Journal of food science and technology(Iran)

Journal of food science and technology(Iran)

Investigation of K-value Changes and Its Correlation with Chemical Spoilage Indicators in Rainbow Trout Fillets Coated with Gelatin Containing Polysaccharide Extracted from Loquat (Eriobotrya japonica) Seed

Document Type : Original Research

Authors
1 Department of Food Science and Technology, Da.C., Islamic Azad University, Damghan, Iran
2 Department of Food Process Engineering, Gorgan University of Agricultural Sciences and Natural Resources, Gorgan, Iran
Abstract
Freshness and quality of fish fillets are key indicators of safety and consumer acceptance in seafood products. This study evaluated the K-value index and its correlation with other chemical spoilage indicators, including total volatile basic nitrogen (TVB-N), trimethylamine (TMA), peroxide value (PV), thiobarbituric acid reactive substances (TBA), and free fatty acids (FFA) in rainbow trout fillets during refrigerated storage.
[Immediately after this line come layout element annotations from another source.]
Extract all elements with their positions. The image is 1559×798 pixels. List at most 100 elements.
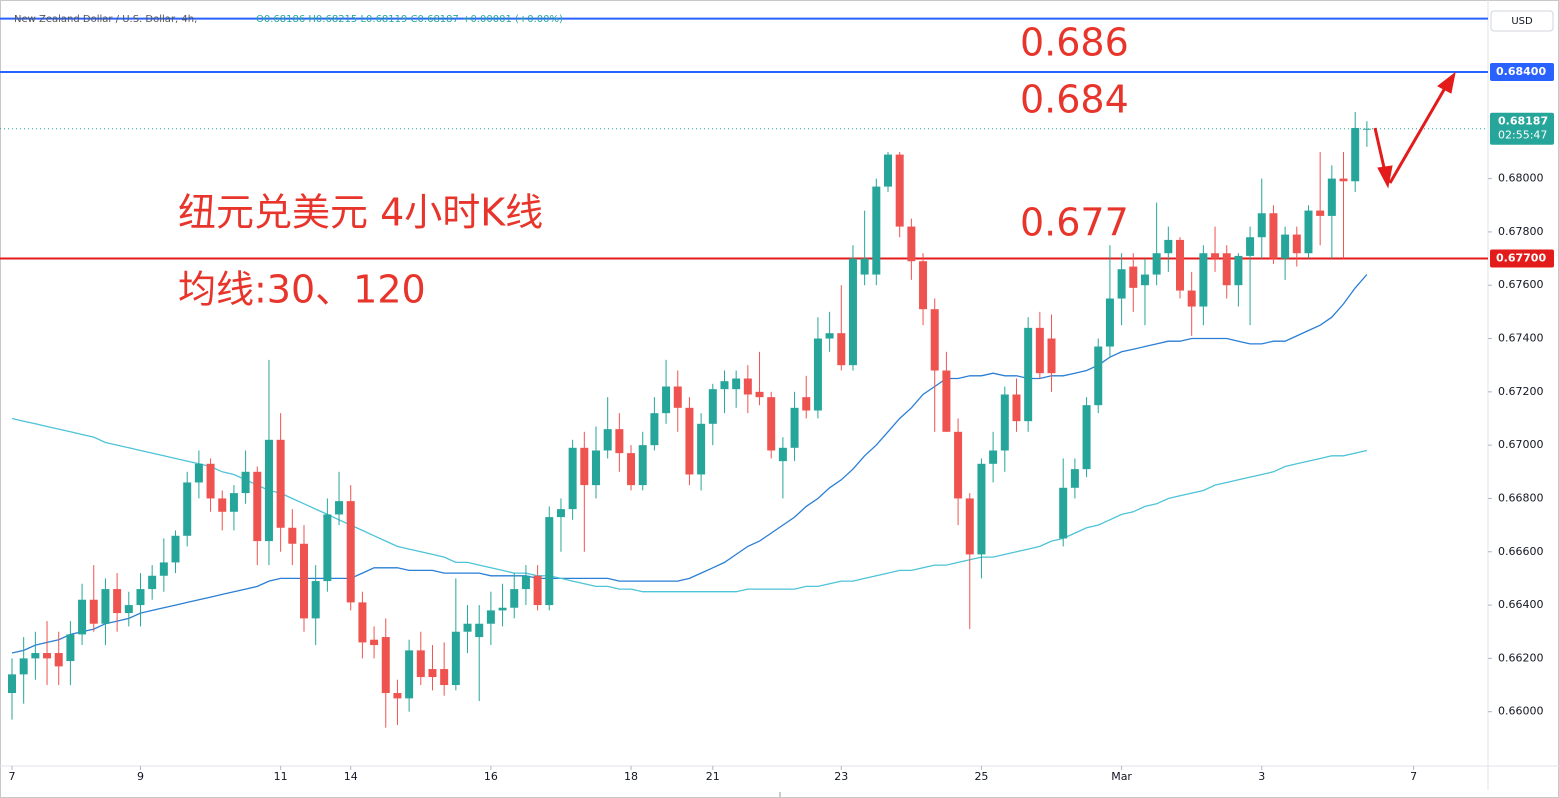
- candle-body: [1304, 210, 1313, 254]
- candle-body: [638, 445, 647, 486]
- candle-body: [183, 482, 192, 536]
- candle-body: [895, 154, 904, 227]
- x-tick-label: 23: [834, 770, 848, 783]
- candle-body: [1140, 274, 1149, 286]
- candle-body: [253, 471, 262, 542]
- candle-body: [954, 431, 963, 499]
- candle-body: [1000, 394, 1009, 451]
- y-tick-label: 0.67200: [1498, 385, 1544, 398]
- candle-body: [1187, 290, 1196, 307]
- x-tick-label: 7: [1410, 770, 1417, 783]
- candle-body: [393, 693, 402, 699]
- candle-body: [89, 599, 98, 624]
- y-tick-label: 0.66600: [1498, 545, 1544, 558]
- plot-area: 0.66000 0.66200 0.66400 0.66600 0.66800 0.670…: [0, 17, 1554, 783]
- candle-body: [884, 154, 892, 187]
- candle-body: [148, 575, 157, 590]
- candle-body: [136, 589, 145, 606]
- candle-body: [1024, 327, 1033, 422]
- candle-body: [498, 607, 507, 611]
- x-tick-label: Mar: [1111, 770, 1132, 783]
- y-tick-label: 0.66800: [1498, 491, 1544, 504]
- candle-body: [592, 450, 600, 486]
- y-tick-label: 0.66200: [1498, 651, 1544, 664]
- candle-body: [264, 439, 273, 542]
- candle-body: [1164, 239, 1173, 254]
- candle-body: [521, 575, 530, 590]
- candle-body: [1117, 269, 1126, 299]
- countdown-timer: 02:55:47: [1498, 129, 1547, 142]
- candle-body: [451, 631, 460, 686]
- candle-body: [802, 397, 811, 411]
- arrows: [1373, 71, 1456, 189]
- x-tick-label: 11: [274, 770, 288, 783]
- candle-body: [778, 447, 787, 462]
- candle-body: [708, 389, 717, 424]
- x-tick-label: 9: [137, 770, 144, 783]
- candle-body: [416, 650, 425, 678]
- candle-body: [1257, 213, 1266, 238]
- candle-body: [1105, 298, 1114, 347]
- x-tick-label: 3: [1258, 770, 1265, 783]
- y-tick-label: 0.67600: [1498, 278, 1544, 291]
- candle-body: [1152, 253, 1161, 275]
- last-price-label: 0.68187: [1498, 115, 1548, 128]
- candle-body: [510, 589, 519, 608]
- candle-body: [1035, 327, 1044, 374]
- annotation-subtitle: 均线:30、120: [178, 268, 426, 312]
- price-tag-label: 0.67700: [1496, 252, 1546, 265]
- candle-body: [615, 429, 624, 454]
- candle-body: [1316, 210, 1325, 216]
- candle-body: [405, 650, 414, 699]
- x-tick-label: 25: [974, 770, 988, 783]
- moving-average-line: [11, 417, 1368, 593]
- candle-body: [965, 498, 974, 555]
- candle-body: [977, 463, 986, 555]
- candle-body: [685, 407, 694, 475]
- candle-body: [1269, 213, 1278, 259]
- candle-body: [300, 543, 308, 619]
- candle-body: [440, 669, 449, 686]
- candle-body: [229, 493, 238, 512]
- candle-body: [475, 623, 484, 638]
- candle-body: [381, 637, 390, 694]
- x-tick-label: 7: [9, 770, 16, 783]
- currency-box[interactable]: [1490, 10, 1554, 32]
- candle-body: [206, 463, 215, 499]
- annotation: 0.677: [1020, 201, 1129, 245]
- candle-body: [66, 634, 75, 662]
- candle-body: [848, 258, 857, 366]
- candle-body: [872, 186, 881, 275]
- candle-body: [755, 391, 764, 398]
- candle-body: [1292, 234, 1301, 254]
- candle-body: [907, 226, 916, 262]
- annotation: 0.684: [1020, 78, 1129, 122]
- candle-body: [743, 378, 752, 395]
- candle-body: [603, 429, 612, 451]
- candle-body: [43, 653, 52, 659]
- candle-body: [31, 653, 40, 659]
- candle-body: [288, 527, 297, 544]
- candle-body: [930, 309, 939, 371]
- candle-body: [1281, 234, 1290, 259]
- candle-body: [650, 413, 659, 446]
- candle-body: [837, 333, 846, 366]
- candle-body: [113, 589, 122, 614]
- annotation: 0.686: [1020, 21, 1129, 65]
- currency-label[interactable]: USD: [1511, 16, 1533, 27]
- price-tag: [1490, 62, 1554, 81]
- candle-body: [813, 338, 822, 411]
- candle-body: [627, 453, 636, 486]
- candle-body: [1047, 338, 1056, 374]
- candle-body: [545, 517, 554, 606]
- arrow: [1388, 87, 1447, 184]
- candle-body: [218, 498, 227, 512]
- candle-body: [1362, 128, 1371, 130]
- candle-body: [486, 610, 495, 624]
- candle-body: [673, 386, 682, 408]
- candle-body: [323, 514, 332, 582]
- arrow: [1373, 127, 1387, 173]
- candle-body: [124, 605, 133, 614]
- candle-body: [919, 261, 928, 310]
- price-tag: [1490, 249, 1554, 268]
Fillets were coated with 1% gelatin containing 0.5% or 1% loquat (Eriobotrya japonica) seed polysaccharide, alongside an uncoated control, and stored at 4 ± 1 °C for 12 days. Sampling was performed on days 0, 1, 4, 7, 10, and 12, and chemical analyses were conducted to determine the indices. Results showed that fillets treated with gelatin plus 1% polysaccharide had the lowest K-values and other spoilage indicators throughout storage. Correlation analysis revealed significant positive relationships between the K-value and TVB-N, TMA, PV, TBA, and FFA (p < 0.05). These findings indicate that the K-value is a reliable indicator for assessing the quality and spoilage of coated rainbow trout fillets during refrigerated storage. Moreover, bioactive coatings containing loquat seed polysaccharide effectively improved product quality and extended shelf life.